2. Internal Positive Motivation
You will be happier making changes in your life if you approach a new direction with internal positive motivation, writes psychology professor Jim Taylor in the article “Personal Growth: Motivation: The Drive to Change” on the Psychology Today website.
People who are internally motivated are passionate about the direction they have chosen and are personally attached to the goals they have set for themselves. In contrast, those who change direction to please others may succeed—but rarely feel the same sense of fulfillment once they have changed direction.
For example, choosing to go to college to fulfill a lifelong dream of becoming a nurse is a positive change, whereas enrolling in graduate school to please overbearing parents is a change worth reconsidering.
Having internal motivation will keep you going when challenges arise or the path becomes difficult.
3. Set Specific Goals
If you want to make a change in life, it is important to set specific measurable steps toward achieving your goals. The hardest part about change is following through once you have made the choice to go in a new direction.
Break your goals down into manageable pieces that you can define and measure, write them down, and keep them somewhere as a visual reminder, as noted in the American Psychological Association (APA) article “Making Lifestyle Changes that Last.”

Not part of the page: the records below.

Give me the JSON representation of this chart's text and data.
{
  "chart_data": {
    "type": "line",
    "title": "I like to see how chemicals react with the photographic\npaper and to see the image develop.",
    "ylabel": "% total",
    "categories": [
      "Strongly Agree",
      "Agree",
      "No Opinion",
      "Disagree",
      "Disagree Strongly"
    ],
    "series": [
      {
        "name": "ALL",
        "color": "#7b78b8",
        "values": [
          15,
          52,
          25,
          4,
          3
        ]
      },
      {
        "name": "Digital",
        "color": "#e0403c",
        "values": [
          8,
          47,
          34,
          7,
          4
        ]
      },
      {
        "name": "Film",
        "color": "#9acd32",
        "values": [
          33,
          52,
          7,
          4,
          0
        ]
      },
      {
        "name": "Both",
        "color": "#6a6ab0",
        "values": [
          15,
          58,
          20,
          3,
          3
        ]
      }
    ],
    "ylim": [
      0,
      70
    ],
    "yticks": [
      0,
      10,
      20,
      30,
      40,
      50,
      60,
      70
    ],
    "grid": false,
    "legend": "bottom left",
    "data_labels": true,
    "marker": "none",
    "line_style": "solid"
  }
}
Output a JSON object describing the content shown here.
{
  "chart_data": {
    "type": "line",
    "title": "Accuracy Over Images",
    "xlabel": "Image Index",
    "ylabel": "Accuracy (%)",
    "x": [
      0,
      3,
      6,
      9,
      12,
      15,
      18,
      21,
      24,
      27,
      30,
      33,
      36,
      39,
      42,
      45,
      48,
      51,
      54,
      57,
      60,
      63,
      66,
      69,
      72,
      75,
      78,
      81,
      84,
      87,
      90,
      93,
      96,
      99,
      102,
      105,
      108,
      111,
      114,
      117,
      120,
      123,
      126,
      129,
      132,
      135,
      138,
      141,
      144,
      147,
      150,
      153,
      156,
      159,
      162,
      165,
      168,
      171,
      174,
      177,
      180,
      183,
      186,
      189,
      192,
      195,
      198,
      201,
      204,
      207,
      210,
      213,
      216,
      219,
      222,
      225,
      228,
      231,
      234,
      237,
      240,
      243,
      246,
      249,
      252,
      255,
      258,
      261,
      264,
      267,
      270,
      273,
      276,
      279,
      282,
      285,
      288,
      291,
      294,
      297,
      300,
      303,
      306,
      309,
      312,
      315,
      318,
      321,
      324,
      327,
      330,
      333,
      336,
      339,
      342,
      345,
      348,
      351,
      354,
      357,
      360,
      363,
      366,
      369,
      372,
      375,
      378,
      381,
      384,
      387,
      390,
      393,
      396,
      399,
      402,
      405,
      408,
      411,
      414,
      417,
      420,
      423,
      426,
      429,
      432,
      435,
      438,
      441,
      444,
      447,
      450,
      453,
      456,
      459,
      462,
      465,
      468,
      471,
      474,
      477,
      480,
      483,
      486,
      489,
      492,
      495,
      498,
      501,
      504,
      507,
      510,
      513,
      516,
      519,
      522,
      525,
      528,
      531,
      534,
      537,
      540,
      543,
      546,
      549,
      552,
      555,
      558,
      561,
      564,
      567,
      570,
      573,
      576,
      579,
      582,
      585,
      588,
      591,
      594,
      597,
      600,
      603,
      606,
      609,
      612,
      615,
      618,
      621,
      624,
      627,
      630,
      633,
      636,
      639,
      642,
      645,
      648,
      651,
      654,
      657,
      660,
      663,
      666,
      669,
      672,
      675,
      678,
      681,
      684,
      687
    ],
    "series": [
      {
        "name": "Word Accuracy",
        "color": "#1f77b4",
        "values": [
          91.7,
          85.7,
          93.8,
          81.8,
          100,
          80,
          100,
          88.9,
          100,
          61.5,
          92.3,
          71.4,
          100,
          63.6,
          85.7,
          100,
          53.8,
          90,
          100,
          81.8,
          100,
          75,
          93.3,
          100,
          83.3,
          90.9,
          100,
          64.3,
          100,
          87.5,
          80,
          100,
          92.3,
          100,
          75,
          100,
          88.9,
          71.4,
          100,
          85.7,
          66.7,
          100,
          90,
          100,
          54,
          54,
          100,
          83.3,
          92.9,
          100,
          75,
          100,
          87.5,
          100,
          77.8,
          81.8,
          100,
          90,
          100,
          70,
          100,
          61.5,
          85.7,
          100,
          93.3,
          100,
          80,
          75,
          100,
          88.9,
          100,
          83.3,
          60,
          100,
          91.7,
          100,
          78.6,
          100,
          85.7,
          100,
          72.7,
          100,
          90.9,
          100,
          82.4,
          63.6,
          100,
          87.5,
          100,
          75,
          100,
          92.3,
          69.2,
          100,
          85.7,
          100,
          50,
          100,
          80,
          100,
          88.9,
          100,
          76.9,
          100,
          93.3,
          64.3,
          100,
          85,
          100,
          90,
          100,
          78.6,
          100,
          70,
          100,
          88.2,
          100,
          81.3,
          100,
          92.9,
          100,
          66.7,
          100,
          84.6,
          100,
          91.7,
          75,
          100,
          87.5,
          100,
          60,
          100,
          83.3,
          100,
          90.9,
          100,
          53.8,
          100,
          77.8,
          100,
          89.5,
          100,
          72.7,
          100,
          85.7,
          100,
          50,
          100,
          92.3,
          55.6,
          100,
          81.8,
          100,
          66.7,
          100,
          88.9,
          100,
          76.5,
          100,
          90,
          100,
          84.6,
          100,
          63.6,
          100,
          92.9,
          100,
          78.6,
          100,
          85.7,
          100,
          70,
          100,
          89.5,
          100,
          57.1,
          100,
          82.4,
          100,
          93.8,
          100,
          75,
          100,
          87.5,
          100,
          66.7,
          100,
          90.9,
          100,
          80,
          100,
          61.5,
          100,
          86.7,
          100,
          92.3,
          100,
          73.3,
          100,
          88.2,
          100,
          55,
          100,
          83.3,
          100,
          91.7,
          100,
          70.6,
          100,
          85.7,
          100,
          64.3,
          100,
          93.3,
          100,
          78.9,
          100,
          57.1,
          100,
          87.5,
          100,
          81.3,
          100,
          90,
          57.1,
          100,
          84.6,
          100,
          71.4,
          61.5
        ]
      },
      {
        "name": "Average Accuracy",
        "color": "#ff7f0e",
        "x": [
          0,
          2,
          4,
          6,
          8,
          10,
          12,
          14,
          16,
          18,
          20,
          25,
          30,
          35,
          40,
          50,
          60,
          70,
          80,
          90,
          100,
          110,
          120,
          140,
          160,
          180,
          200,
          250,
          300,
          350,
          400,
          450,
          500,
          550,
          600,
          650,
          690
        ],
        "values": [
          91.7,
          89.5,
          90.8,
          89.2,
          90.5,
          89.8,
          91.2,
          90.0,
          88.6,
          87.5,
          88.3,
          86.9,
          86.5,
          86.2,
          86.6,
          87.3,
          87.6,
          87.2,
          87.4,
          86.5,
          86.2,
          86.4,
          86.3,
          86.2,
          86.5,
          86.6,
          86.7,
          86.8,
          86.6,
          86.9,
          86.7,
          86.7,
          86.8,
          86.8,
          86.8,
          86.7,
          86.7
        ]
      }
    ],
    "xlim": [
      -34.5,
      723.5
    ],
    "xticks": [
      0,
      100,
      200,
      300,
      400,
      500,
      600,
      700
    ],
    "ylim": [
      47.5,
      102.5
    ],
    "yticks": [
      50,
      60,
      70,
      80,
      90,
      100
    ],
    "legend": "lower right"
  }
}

For example, if your goal is to become a writer, start by planning to write a certain number of words a day, and perhaps signing up for a writer’s workshop.
4. Ask for Support
Difficult life changes can be hard to navigate on your own, so you may want to enlist the help of a friend, join a support group, or even schedule a few sessions with a therapist, as suggested by the APA.
Having someone else involved in your journey will keep you accountable and motivated when life challenges arise.
For example, if your new direction in life involves moving on from a destructive relationship, having the help of a friend or fellow support group member may prevent you from slipping back into old patterns—or worse, slipping back into the old relationship.